Apple’s Time Capsule is great. Seriously. When has backup been easier? But I need more.
The MacBook Air’s small storage highlights a problem I’ve been suffering for some time: there’s never enough storage. The slower processor and limited RAM expansion are sufferable, but storage isn’t. The 120GB drive in my MacBook Pro now is stuffed with 8GB of music (and that’s after spending hours paring it down a few weeks ago), and almost 50GB of pictures. I’ve piled up almost 10GB of email, another 10GB of stuff in my downloads and desktop folders that I can’t quite place nor get rid of, and a paltry 5GB of just plain old documents.

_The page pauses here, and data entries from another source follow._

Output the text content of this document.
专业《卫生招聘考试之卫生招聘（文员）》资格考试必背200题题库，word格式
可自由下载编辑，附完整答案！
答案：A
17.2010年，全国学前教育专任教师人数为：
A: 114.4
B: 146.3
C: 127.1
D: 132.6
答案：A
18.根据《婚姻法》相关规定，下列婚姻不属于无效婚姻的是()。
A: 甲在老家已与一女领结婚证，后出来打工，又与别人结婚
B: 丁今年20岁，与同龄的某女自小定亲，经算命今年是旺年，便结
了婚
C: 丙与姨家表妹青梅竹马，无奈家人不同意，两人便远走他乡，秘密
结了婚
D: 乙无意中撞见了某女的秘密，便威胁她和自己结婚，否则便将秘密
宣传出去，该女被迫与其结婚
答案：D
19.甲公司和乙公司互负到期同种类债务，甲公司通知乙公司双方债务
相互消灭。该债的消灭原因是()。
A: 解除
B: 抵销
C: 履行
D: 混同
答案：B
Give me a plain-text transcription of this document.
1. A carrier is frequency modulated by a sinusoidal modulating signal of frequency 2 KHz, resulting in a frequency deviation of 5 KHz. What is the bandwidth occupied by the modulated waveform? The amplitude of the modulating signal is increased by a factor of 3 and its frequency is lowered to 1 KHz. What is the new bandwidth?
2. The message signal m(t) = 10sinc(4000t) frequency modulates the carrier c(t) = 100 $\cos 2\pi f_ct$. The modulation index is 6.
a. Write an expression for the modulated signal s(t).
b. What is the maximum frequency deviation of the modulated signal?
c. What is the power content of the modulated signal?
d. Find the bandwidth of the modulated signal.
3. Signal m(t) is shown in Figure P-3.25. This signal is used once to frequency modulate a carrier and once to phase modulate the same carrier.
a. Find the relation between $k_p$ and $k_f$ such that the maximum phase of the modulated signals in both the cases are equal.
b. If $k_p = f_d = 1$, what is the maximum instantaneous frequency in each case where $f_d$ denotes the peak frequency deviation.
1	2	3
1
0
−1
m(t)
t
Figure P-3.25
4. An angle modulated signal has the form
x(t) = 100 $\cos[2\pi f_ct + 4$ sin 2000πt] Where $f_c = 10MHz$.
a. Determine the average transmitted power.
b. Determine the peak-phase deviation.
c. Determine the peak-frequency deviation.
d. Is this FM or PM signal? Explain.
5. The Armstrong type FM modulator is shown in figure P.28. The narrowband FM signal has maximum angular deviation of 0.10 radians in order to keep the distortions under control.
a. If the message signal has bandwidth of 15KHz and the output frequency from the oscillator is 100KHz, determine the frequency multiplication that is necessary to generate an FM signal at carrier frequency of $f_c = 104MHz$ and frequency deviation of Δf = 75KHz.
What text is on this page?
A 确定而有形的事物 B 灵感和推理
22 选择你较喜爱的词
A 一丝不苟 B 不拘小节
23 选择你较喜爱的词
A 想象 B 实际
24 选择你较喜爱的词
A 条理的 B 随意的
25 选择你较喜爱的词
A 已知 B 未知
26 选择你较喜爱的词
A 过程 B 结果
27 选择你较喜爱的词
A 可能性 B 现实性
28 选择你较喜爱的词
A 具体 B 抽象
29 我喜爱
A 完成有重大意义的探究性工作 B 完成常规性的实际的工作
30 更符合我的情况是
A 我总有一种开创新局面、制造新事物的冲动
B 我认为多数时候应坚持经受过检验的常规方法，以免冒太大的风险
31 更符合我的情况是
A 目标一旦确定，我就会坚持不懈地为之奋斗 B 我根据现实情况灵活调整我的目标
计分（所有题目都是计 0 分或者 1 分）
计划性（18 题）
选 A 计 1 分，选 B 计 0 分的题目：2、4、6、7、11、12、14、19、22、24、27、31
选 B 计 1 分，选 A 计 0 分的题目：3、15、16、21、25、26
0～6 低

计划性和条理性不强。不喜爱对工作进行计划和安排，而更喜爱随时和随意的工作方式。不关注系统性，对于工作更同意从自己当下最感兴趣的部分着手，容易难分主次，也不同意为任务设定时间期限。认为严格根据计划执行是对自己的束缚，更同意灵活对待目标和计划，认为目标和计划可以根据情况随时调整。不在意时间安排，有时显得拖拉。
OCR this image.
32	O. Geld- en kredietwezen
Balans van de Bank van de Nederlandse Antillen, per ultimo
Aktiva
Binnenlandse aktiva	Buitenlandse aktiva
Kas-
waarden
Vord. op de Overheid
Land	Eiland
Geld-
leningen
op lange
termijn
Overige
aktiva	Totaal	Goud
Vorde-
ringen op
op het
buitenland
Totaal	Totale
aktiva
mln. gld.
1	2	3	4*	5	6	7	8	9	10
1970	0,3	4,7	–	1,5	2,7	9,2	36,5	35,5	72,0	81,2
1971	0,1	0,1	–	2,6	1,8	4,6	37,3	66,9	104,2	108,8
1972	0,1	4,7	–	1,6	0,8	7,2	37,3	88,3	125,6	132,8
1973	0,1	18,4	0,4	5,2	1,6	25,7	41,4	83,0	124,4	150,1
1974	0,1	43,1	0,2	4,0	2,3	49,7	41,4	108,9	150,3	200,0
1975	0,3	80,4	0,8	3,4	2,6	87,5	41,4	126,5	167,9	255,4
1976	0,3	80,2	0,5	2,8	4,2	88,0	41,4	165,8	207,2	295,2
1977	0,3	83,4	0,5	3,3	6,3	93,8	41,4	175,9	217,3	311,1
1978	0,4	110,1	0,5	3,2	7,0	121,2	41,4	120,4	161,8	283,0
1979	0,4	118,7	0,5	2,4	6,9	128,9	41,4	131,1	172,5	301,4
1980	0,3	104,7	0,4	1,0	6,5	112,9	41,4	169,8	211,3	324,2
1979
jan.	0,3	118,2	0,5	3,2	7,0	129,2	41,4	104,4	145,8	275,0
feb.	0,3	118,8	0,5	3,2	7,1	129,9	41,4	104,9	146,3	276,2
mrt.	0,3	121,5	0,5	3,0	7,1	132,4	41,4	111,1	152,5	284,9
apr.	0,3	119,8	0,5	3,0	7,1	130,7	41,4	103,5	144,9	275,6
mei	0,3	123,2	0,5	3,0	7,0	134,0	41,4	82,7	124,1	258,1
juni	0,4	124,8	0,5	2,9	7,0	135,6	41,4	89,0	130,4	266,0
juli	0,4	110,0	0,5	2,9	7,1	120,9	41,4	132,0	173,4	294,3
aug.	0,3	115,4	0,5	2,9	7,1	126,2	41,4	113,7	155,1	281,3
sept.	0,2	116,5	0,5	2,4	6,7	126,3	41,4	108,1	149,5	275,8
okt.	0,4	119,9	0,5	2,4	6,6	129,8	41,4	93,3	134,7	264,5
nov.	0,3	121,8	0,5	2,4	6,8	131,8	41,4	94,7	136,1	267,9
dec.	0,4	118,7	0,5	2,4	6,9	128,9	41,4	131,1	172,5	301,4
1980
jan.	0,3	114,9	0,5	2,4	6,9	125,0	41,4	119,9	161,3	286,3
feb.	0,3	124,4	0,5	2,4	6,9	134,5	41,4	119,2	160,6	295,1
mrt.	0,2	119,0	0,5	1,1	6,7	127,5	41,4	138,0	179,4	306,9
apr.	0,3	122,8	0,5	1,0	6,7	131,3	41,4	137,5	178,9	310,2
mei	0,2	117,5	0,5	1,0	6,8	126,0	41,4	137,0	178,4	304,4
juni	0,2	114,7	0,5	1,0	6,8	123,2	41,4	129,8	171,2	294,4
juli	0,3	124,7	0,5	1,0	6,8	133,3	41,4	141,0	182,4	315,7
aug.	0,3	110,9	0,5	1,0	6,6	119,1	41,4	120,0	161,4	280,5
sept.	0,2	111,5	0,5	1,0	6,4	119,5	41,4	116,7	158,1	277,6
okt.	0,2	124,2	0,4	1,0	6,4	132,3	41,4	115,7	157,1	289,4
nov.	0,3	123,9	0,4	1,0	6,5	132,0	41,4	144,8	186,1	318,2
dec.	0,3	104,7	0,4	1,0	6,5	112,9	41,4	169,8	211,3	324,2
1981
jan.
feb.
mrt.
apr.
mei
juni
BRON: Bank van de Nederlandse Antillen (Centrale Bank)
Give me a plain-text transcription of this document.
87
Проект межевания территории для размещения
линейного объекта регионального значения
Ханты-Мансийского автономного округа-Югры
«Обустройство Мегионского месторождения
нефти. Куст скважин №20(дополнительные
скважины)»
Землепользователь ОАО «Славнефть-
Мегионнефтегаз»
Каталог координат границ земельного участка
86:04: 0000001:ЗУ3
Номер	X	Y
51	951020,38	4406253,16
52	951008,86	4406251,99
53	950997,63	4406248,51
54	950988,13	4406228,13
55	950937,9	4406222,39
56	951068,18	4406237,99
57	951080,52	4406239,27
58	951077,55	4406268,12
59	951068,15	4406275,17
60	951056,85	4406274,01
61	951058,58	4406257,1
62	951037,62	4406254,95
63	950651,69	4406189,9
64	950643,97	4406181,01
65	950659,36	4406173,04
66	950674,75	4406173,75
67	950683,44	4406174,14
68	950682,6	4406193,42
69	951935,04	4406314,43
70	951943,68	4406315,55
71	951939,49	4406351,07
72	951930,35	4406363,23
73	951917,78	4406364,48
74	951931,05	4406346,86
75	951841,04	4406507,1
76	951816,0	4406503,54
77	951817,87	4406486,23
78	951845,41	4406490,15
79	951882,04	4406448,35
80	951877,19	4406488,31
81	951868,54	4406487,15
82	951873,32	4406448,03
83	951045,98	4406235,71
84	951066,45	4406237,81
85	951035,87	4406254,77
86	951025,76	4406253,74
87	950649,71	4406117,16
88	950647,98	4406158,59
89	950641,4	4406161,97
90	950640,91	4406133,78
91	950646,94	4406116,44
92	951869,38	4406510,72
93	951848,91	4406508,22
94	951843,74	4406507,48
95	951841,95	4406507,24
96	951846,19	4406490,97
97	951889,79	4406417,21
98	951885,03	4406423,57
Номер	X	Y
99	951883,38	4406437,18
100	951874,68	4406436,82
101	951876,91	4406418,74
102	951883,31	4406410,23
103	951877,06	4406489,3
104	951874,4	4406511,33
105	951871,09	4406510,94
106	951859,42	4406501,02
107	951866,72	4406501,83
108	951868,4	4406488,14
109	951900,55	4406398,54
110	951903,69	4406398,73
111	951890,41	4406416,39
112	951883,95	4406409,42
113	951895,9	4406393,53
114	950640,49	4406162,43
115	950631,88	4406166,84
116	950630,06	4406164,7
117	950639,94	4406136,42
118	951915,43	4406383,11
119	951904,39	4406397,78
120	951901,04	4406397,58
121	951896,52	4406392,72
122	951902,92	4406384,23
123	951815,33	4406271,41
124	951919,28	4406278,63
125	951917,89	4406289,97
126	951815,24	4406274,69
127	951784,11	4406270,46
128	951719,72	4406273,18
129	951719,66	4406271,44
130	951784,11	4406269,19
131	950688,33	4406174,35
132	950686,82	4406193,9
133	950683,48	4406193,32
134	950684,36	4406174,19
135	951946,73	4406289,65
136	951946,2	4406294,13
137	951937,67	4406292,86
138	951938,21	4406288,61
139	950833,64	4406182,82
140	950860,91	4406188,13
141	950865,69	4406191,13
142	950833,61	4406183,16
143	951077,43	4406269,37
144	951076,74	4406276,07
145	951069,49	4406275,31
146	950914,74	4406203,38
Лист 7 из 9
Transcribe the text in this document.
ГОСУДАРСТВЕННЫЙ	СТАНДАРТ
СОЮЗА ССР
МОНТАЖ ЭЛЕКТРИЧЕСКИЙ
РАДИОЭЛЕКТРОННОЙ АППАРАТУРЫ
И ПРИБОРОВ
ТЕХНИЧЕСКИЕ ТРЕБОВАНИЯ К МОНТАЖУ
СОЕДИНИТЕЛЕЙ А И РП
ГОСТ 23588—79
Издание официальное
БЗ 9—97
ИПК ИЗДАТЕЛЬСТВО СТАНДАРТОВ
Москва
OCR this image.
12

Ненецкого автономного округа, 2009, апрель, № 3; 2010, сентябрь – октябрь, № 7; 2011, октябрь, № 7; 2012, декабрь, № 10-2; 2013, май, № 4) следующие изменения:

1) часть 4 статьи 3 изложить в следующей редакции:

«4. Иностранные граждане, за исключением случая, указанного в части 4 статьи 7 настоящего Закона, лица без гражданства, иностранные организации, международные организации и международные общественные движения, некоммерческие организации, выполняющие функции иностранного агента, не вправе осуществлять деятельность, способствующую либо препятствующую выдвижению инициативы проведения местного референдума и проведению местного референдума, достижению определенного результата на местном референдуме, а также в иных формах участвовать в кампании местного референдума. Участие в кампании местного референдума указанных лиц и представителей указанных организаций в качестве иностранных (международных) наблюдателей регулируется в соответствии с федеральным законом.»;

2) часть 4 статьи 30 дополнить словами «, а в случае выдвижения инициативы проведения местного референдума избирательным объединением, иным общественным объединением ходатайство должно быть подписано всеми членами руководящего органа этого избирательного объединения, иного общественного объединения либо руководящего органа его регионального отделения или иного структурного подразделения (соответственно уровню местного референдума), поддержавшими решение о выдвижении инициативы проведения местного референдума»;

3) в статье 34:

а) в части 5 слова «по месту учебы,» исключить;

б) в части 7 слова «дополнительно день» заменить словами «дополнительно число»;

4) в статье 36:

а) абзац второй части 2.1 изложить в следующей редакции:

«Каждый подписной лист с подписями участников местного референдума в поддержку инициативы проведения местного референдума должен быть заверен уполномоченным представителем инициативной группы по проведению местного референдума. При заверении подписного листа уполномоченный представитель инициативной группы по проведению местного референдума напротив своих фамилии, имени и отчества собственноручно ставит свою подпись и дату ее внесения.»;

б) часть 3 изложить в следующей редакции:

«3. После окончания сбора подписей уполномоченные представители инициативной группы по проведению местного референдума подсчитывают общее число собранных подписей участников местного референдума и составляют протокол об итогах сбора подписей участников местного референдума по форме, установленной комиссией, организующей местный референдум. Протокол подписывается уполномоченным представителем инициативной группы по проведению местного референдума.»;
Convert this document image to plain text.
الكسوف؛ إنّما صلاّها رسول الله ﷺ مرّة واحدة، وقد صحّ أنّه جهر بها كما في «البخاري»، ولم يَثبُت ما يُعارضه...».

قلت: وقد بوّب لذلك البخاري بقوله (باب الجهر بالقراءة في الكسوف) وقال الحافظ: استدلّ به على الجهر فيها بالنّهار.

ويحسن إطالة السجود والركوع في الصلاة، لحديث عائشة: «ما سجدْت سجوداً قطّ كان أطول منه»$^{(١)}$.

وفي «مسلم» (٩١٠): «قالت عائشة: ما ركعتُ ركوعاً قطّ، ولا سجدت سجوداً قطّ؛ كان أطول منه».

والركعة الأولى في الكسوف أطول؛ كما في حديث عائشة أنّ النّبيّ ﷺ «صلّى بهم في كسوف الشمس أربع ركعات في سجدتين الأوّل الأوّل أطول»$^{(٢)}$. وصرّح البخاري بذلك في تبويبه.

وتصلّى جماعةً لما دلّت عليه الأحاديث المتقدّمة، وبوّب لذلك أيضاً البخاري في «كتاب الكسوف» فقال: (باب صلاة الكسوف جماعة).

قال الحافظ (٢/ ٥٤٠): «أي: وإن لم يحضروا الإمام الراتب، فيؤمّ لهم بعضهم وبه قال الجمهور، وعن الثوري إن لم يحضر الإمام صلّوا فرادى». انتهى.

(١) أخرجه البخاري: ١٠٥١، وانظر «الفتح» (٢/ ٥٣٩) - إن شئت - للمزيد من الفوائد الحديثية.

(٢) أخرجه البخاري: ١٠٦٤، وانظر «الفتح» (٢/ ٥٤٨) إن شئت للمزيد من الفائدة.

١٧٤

That’s about 80GB of my own stuff, add to that 8GB of applications and 15GB of stuff in /Library
, /System
, and /var
(well, /private/var
). Now recognize that a “120GB” drive can really only store about 110GB and you see my problem.
My photo library grows fast. I took 1.5GB of photos last weekend. Most of them are junk, and I’ve started actually tossing ones I don’t think I’ll ever use, but it hurts. I’ve also tried burning photos of to CD or DVD, but that defeats the point of having a library in the first place. And none of this changes the fact that, even without my photos, I’d be bumping in to the limits of the Air’s disk capacity (let’s assume that I’d be getting the 80GB HDD model, not the 64GB and at least $1000 more expensive SSD model). And then I have to ask myself “do I really care if I have a Mac if I can’t have iPhoto?” The short answer is “less so.”
So here’s my real question: Why hasn’t Apple figured out how to offer me a storage solution that puts frequently used items on local disk, and less-frequently used items on a network disk? Seamlessly.
Really. I want my iPhoto and iTunes to work just like they always have, but if it’s been a while since I looked at the pictures of my sister’s graduation from a few years ago, I want it to put them on a remote disk. And when I do decide to look at them again, I want it to fetch them from that remote disk and show them to me as though they’d never left. It might take a moment longer for me to load them from the network, but I can suffer that. Especially if it means I don’t have to manage where they are for myself.
It’s amazing how many pieces of this are already in place. The network is nearly ubiquitous. Unix and Linux have had union filesystems for years. Clearly somebody would have to think seriously about what happens if the network isn’t there, but that’s solvable. The value of having a hard drive with elastic capacity and seamless live backups is certainly worth it.